Chen Yangrui, You Jiaxuan, He Jun, Lin Yuan, Peng Yanghua, Wu Chuan, Zhu Yibo
Department of Computer Science, University of Hong Kong, 999077, Hong Kong, China.
Department of Computer Science, Stanford University, Stanford, 94305, USA.
Neural Netw. 2023 Apr;161:505-514. doi: 10.1016/j.neunet.2023.01.051. Epub 2023 Feb 4.
Graph neural network (GNN) is a powerful model for learning from graph data. However, existing GNNs may have limited expressive power, especially in terms of capturing adequate structural and positional information of input graphs. Structure properties and node position information are unique to graph-structured data, but few GNNs are capable of capturing them. This paper proposes Structure- and Position-aware Graph Neural Networks (SP-GNN), a new class of GNNs offering generic and expressive power of graph data. SP-GNN enhances the expressive power of GNN architectures by incorporating a near-isometric proximity-aware position encoder and a scalable structure encoder. Further, given a GNN learning task, SP-GNN can be used to analyze positional and structural awareness of GNN tasks using the corresponding embeddings computed by the encoders. The awareness scores can guide fusion strategies of the extracted positional and structural information with raw features for better performance of GNNs on downstream tasks. We conduct extensive experiments using SP-GNN on various graph datasets and observe significant improvement in classification over existing GNN models.

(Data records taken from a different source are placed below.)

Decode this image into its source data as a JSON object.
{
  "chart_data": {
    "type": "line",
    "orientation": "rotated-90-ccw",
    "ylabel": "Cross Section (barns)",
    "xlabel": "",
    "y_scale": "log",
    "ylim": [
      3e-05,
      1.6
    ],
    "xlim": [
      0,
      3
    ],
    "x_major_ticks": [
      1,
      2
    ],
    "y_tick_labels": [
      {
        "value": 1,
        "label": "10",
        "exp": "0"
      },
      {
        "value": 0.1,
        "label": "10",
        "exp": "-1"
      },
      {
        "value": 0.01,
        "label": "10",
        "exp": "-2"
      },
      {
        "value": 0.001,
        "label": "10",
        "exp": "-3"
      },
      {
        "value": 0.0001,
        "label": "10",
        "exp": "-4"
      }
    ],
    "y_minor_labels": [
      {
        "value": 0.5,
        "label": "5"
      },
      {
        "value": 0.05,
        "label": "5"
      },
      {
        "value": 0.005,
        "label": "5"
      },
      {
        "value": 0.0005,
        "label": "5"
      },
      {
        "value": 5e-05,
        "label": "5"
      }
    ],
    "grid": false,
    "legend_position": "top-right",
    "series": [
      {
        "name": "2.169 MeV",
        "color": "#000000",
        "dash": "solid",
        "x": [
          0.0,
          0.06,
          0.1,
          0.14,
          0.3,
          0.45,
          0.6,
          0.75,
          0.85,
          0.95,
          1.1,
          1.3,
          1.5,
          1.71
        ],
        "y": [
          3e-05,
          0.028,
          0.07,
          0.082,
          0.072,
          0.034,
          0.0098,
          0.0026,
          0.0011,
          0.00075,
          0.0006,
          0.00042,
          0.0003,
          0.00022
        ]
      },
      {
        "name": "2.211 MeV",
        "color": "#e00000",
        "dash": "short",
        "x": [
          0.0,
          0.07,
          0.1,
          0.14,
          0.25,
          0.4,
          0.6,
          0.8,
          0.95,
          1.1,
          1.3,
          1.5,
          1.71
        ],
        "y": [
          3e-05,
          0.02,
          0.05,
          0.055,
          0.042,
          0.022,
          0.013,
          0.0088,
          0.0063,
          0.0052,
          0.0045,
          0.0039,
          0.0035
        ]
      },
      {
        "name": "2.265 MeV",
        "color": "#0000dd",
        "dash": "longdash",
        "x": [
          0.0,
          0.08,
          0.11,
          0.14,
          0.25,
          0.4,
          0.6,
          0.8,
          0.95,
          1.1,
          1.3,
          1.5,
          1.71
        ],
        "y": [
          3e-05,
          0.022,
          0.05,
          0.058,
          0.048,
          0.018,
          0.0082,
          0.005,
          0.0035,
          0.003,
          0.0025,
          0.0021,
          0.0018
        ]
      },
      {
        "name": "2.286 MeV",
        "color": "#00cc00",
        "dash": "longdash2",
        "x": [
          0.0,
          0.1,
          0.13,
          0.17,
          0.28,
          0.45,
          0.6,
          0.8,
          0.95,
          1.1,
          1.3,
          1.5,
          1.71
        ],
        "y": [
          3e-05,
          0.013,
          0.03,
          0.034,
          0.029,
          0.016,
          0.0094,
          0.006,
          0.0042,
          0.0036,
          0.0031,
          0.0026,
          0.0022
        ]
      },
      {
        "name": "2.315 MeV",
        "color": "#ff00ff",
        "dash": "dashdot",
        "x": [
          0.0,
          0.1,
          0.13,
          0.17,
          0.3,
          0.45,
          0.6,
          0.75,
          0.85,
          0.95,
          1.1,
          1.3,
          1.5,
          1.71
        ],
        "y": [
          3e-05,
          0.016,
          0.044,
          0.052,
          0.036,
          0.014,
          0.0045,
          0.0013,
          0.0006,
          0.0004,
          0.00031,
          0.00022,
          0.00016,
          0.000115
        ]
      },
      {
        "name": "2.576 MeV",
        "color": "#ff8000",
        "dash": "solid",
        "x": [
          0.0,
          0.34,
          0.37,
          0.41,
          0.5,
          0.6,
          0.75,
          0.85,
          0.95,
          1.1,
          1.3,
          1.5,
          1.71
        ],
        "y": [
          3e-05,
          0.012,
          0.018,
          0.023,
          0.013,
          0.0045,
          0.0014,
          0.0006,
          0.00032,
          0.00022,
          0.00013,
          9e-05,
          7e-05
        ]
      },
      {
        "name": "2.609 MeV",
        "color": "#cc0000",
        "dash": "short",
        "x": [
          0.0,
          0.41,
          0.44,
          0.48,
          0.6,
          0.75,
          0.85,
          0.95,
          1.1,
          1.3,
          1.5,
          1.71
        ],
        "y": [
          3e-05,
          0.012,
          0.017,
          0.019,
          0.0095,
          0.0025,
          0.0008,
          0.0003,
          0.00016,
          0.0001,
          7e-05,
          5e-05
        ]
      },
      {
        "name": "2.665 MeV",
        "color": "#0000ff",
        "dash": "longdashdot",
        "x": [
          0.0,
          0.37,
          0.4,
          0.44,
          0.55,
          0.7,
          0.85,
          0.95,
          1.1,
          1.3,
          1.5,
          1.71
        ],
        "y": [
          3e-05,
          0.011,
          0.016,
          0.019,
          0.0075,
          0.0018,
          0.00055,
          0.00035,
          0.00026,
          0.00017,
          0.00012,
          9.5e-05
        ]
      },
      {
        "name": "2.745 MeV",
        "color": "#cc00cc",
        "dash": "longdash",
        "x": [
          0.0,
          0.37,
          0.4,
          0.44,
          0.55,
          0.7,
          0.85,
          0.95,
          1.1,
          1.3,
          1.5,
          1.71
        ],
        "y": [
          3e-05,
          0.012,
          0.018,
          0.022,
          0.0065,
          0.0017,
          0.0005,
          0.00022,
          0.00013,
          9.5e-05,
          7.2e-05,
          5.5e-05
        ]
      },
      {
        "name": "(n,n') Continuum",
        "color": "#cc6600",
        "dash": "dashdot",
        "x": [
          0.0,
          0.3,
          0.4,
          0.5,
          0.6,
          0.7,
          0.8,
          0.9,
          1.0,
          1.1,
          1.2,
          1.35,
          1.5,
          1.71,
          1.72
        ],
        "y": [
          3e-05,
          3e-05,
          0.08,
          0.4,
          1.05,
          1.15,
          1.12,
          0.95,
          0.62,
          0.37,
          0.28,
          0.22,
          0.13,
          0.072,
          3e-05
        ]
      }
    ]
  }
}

图神经网络(GNN)是一种用于从图数据中学习的强大模型。然而,现有的GNN可能具有有限的表达能力,特别是在捕获输入图的足够结构和位置信息方面。结构属性和节点位置信息是图结构数据所特有的,但很少有GNN能够捕获它们。本文提出了结构和位置感知图神经网络(SP-GNN),这是一类新型的GNN,具有图数据的通用和表达能力。SP-GNN通过结合近等距邻近感知位置编码器和可扩展结构编码器来增强GNN架构的表达能力。此外,给定一个GNN学习任务,SP-GNN可以使用编码器计算的相应嵌入来分析GNN任务的位置和结构感知。这些感知分数可以指导将提取的位置和结构信息与原始特征进行融合的策略,以提高GNN在下游任务上的性能。我们使用SP-GNN在各种图数据集上进行了广泛的实验,并观察到与现有GNN模型相比,分类有显著改进。